I appreciate what you have to say about the role of journalism and the fact that many of your colleagues are now interested in pursuing more of the Hmong story. I have a proposition for you: that one of your colleagues do a story on the Hmong experience of what happened in Laos after the Americans left, a story that will respect the Hmong voices, and redeem all of our faith in good journalism that transcends cultures and revives history so that our shared realities become more whole. I am happy to help in any way I can. I cannot afford to give in to cynicism.

For Radiolab specifically, my uncle has put together a small message in English for the many listeners who have responded to him compassionately and kindly. I want Radiolab to air his message to their audiences, so that his voice can be heard and his message of love and human rights can be delivered.
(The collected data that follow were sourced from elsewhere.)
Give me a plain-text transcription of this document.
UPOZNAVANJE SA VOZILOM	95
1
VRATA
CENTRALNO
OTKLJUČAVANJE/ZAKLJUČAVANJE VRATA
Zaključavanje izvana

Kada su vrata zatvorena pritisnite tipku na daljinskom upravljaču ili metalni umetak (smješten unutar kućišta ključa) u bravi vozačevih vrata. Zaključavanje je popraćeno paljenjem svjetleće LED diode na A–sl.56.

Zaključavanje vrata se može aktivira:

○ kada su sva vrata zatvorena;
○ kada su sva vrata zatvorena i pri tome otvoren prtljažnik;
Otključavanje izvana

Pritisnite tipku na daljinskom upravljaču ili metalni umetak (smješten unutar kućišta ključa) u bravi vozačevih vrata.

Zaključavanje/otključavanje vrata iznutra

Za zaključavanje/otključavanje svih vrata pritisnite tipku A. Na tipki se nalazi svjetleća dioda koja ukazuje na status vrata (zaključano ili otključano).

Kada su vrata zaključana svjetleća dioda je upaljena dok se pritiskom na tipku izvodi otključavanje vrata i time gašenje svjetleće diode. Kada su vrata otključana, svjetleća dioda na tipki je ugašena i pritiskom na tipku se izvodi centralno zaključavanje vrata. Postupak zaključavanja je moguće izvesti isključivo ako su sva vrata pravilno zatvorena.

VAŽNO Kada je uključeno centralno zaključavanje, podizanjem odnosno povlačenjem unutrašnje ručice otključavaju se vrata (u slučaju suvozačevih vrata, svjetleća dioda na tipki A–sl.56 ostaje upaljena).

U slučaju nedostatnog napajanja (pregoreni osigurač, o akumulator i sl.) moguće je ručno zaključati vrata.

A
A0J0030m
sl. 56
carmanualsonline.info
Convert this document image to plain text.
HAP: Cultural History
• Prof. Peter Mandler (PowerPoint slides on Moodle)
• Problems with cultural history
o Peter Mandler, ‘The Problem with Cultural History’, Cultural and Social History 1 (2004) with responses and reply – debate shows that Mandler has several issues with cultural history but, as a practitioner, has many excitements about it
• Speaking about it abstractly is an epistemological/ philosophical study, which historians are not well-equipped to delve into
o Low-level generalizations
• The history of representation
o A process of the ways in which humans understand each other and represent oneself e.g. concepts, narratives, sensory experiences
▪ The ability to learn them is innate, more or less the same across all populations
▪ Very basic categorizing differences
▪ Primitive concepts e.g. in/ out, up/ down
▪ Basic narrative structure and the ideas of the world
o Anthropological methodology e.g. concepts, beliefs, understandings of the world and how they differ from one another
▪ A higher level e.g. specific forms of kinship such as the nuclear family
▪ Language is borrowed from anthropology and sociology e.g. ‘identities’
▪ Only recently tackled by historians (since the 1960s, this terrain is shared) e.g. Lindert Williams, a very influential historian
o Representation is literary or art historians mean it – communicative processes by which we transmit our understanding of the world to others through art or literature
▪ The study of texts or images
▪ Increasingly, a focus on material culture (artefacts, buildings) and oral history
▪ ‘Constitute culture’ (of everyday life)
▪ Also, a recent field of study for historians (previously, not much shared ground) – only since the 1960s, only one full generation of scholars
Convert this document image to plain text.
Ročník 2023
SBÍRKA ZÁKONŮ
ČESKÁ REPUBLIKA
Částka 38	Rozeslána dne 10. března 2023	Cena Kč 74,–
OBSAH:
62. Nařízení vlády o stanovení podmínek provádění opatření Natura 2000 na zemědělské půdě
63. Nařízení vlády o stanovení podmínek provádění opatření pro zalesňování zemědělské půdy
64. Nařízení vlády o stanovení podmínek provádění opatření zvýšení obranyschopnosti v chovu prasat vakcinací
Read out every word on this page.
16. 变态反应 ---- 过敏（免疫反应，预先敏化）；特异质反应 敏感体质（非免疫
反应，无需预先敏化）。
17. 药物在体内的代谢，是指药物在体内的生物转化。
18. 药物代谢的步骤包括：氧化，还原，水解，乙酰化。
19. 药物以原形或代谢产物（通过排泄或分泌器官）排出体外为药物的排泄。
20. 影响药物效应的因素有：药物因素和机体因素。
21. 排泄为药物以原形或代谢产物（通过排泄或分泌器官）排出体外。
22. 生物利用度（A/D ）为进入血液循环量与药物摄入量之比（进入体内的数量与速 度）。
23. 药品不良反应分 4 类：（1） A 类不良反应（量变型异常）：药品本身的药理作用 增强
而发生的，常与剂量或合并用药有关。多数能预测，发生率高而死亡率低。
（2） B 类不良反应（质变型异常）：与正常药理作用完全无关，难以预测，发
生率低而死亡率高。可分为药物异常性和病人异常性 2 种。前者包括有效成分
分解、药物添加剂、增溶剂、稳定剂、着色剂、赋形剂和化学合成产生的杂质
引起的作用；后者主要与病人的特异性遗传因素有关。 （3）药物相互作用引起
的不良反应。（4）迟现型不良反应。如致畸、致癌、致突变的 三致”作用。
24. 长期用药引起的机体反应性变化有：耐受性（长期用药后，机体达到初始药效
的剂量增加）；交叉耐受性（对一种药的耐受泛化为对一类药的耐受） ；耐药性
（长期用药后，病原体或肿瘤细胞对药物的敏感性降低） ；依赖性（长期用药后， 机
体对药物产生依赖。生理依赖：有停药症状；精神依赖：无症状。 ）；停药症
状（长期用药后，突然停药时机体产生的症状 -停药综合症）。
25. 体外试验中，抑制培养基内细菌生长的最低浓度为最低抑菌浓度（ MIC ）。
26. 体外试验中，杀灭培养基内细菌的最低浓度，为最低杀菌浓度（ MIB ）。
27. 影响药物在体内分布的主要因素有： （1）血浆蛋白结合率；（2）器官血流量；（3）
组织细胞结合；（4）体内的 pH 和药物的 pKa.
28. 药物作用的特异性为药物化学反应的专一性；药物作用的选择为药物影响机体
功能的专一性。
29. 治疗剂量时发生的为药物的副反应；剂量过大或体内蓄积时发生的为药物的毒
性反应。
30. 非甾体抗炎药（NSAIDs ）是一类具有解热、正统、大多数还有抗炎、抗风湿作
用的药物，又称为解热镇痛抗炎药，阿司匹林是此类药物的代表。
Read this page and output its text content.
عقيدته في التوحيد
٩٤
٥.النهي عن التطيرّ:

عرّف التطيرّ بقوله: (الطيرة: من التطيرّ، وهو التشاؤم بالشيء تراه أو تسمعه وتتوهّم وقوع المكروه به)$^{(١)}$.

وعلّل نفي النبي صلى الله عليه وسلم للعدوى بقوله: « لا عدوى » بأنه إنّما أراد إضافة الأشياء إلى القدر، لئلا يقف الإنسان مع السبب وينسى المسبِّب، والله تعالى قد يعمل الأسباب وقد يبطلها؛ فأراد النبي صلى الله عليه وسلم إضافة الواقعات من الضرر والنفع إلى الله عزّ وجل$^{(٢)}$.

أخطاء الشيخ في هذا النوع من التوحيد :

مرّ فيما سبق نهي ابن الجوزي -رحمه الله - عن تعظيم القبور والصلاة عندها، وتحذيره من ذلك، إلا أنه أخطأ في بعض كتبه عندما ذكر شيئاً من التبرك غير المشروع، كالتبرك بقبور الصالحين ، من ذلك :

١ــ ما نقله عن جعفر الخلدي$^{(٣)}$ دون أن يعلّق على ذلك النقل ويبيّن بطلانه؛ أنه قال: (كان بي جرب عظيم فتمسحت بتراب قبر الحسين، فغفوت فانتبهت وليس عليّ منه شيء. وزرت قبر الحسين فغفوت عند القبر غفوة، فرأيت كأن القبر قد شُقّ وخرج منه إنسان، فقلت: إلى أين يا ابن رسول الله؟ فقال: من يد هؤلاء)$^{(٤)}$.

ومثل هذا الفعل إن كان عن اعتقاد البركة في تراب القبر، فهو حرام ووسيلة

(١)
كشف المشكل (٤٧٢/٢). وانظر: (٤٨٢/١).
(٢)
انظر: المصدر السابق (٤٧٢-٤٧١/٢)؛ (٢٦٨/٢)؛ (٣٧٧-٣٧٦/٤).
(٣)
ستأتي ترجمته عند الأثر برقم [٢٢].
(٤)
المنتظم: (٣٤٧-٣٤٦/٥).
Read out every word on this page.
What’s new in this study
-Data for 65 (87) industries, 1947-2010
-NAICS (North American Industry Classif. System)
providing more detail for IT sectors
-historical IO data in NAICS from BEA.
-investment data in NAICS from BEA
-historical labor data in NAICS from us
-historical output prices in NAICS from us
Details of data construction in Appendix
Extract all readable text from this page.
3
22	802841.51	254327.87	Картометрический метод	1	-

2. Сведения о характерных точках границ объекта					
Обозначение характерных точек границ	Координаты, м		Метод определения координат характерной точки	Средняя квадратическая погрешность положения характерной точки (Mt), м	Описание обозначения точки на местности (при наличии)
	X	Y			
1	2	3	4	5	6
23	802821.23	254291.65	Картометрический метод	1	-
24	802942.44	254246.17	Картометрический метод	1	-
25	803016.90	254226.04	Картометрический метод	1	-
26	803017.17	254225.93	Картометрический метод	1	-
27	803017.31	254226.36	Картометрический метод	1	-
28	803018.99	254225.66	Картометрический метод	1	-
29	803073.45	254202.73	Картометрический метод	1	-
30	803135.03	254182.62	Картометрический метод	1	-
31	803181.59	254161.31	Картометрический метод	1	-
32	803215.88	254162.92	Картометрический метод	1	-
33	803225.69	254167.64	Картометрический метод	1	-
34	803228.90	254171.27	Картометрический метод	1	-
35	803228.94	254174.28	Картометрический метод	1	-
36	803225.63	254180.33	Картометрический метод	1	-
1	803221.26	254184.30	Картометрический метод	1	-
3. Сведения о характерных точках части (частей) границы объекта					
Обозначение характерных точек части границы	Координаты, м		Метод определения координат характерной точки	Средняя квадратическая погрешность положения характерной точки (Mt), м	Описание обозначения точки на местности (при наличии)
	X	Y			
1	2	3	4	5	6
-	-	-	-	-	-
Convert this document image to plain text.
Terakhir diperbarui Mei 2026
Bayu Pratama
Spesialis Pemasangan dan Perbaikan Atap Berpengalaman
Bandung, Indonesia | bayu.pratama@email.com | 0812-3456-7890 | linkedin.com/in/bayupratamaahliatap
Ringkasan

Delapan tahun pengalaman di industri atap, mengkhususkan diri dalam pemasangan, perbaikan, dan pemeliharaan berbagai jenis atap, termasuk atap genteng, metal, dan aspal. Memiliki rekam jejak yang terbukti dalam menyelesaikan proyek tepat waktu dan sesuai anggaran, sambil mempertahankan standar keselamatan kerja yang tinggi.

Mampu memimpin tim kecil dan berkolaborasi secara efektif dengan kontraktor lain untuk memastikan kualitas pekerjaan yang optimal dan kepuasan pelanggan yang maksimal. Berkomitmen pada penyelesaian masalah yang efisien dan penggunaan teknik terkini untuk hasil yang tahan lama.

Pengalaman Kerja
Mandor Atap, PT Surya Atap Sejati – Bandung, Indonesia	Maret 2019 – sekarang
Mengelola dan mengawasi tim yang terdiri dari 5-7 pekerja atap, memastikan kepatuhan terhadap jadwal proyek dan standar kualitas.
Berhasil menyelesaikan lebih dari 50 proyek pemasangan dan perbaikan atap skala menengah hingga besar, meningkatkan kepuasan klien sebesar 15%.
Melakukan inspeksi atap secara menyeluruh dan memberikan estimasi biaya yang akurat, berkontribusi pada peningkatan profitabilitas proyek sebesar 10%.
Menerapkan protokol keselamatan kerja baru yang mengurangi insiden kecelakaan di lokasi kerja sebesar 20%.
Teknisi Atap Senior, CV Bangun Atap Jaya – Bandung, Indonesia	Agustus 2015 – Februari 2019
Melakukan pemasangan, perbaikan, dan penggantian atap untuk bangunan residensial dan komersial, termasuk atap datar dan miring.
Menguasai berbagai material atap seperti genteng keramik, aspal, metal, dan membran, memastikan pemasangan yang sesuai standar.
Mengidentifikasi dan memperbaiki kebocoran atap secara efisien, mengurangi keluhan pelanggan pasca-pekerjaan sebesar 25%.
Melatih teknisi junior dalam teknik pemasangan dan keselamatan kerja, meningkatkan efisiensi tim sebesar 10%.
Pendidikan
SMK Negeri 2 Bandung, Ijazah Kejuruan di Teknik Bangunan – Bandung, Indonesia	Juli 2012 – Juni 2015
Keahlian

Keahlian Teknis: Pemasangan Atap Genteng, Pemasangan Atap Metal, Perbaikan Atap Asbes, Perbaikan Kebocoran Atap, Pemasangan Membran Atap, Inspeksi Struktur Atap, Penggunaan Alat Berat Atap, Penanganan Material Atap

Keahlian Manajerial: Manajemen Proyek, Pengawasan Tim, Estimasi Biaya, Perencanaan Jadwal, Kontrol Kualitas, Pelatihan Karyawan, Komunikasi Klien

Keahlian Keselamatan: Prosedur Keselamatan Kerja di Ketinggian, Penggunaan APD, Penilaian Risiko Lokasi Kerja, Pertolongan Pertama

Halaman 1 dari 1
It is short, and it is a clear reflection of where he is positioned in all of this…as he has said to me throughout this whole travesty, “Me Naib, bullets didn’t kill me, so how can words uttered on airwaves I cannot see hurt me?” — even as he suffers before me.

I await your response to this email.

There has yet to be a response.

I am no longer pregnant. I am no longer scared. I, like my baby, have been so brave already.